Photo: Mint
Photo: Mint

Opinion | Conflicting signals

Since food prices, particularly of vegetables and onions, have been on the rise lately, consumer inflation has surged

India’s latest inflation figures might have just given the central bank another complexity to grapple with. The wholesale prices data released on Thursday showed October inflation edging lower to 0.16%. This is in contrast to retail inflation announced on Wednesday, which showed the headline figure going above the Reserve Bank of India’s (RBI) 4% median goal for the first time in more than a year.

Admittedly, the divergence can be traced to differing compositions of the goods and services baskets of the two metrics; the wholesale price index has its biggest weightage assigned to manufactured goods, while the consumer price index emphasizes food and services. Since food prices, particularly of vegetables and onions, have been on the rise lately, consumer inflation has surged. In contrast, relatively benign manufacturing as well as oil prices are pulling wholesale inflation down.

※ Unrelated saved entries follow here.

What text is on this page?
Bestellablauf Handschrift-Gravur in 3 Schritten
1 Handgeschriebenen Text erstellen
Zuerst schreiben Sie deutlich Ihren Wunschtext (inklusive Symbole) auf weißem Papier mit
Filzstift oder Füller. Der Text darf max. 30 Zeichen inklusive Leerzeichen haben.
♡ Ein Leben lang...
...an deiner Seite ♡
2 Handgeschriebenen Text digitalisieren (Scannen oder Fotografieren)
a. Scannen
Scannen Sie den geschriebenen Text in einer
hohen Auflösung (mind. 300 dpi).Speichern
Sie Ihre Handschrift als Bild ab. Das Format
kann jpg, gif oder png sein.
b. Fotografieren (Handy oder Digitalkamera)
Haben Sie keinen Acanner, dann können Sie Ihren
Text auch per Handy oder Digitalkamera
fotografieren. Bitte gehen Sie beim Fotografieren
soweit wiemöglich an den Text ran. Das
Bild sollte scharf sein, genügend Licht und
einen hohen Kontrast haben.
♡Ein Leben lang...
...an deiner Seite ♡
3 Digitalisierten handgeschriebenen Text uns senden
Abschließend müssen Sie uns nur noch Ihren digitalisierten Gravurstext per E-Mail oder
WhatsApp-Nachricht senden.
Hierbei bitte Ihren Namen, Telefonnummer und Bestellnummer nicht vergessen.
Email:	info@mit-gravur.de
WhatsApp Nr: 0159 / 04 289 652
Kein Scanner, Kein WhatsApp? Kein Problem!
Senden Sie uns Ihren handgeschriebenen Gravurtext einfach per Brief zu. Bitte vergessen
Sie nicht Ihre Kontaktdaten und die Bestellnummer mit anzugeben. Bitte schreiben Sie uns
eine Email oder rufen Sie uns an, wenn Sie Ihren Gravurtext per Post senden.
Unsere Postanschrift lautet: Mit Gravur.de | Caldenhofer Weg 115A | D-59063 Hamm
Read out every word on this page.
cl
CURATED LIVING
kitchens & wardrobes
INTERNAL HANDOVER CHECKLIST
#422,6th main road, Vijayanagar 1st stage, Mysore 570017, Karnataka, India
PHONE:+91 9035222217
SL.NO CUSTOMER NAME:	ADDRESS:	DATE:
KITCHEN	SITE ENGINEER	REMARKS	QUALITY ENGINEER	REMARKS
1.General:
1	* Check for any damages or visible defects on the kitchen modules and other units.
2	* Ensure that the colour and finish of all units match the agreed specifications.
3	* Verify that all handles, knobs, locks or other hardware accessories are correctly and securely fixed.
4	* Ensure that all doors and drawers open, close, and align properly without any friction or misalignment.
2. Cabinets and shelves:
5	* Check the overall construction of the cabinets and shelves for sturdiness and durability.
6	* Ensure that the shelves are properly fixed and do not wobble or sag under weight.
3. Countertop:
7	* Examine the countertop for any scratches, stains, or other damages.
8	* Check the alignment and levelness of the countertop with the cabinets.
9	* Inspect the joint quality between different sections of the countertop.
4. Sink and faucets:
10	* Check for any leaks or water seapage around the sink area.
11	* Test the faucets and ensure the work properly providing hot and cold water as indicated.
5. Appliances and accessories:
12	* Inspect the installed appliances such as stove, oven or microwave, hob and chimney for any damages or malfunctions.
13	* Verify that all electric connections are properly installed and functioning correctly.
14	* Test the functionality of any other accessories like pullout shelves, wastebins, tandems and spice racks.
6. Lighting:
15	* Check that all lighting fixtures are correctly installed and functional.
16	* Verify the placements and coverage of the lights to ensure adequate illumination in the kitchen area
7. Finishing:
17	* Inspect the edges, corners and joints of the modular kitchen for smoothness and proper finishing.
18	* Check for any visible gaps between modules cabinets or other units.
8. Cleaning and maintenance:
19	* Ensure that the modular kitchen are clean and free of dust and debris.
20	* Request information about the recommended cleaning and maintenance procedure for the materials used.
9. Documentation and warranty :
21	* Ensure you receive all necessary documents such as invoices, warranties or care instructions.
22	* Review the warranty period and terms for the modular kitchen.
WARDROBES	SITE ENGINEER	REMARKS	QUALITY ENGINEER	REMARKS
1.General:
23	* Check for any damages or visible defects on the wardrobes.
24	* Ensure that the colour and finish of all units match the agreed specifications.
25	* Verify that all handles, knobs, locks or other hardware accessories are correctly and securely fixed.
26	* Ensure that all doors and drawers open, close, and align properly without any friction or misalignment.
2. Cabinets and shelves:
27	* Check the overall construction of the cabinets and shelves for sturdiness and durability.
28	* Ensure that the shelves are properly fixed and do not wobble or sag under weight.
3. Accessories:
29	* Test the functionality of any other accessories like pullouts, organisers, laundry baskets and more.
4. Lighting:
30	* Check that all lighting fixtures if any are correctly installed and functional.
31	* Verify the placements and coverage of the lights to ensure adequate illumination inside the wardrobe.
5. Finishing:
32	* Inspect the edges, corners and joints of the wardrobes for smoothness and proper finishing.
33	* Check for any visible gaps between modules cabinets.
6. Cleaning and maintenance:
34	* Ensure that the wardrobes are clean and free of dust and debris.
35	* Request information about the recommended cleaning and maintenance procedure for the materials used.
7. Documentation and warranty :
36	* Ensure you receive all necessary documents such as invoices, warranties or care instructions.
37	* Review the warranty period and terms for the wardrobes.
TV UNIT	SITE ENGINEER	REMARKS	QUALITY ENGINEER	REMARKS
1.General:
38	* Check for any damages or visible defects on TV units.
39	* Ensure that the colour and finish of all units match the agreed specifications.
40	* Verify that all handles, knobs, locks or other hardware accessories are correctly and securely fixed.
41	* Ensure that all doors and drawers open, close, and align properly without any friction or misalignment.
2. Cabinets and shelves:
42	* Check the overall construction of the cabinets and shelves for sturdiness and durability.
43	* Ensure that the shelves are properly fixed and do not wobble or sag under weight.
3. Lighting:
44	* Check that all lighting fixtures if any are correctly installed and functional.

For India’s monetary policy, this creates some confusion. With consumer inflation breaching the 4% target by a modest margin (with the possibility of a further rise), RBI might turn cautious about cutting its policy rate beyond the single cut widely anticipated in December. Yet, wholesale inflation nearing deflationary territory sends out a grim signal of the state of our economy. The pricing power of manufacturers appears to have fallen, a result of a demand slump. The distress would likely be reinforced in the July-September gross domestic product (GDP) data later this month. Many analysts expect India’s GDP growth to dip below 5%. In such a scenario, a pause in rate cuts after December may not be wise.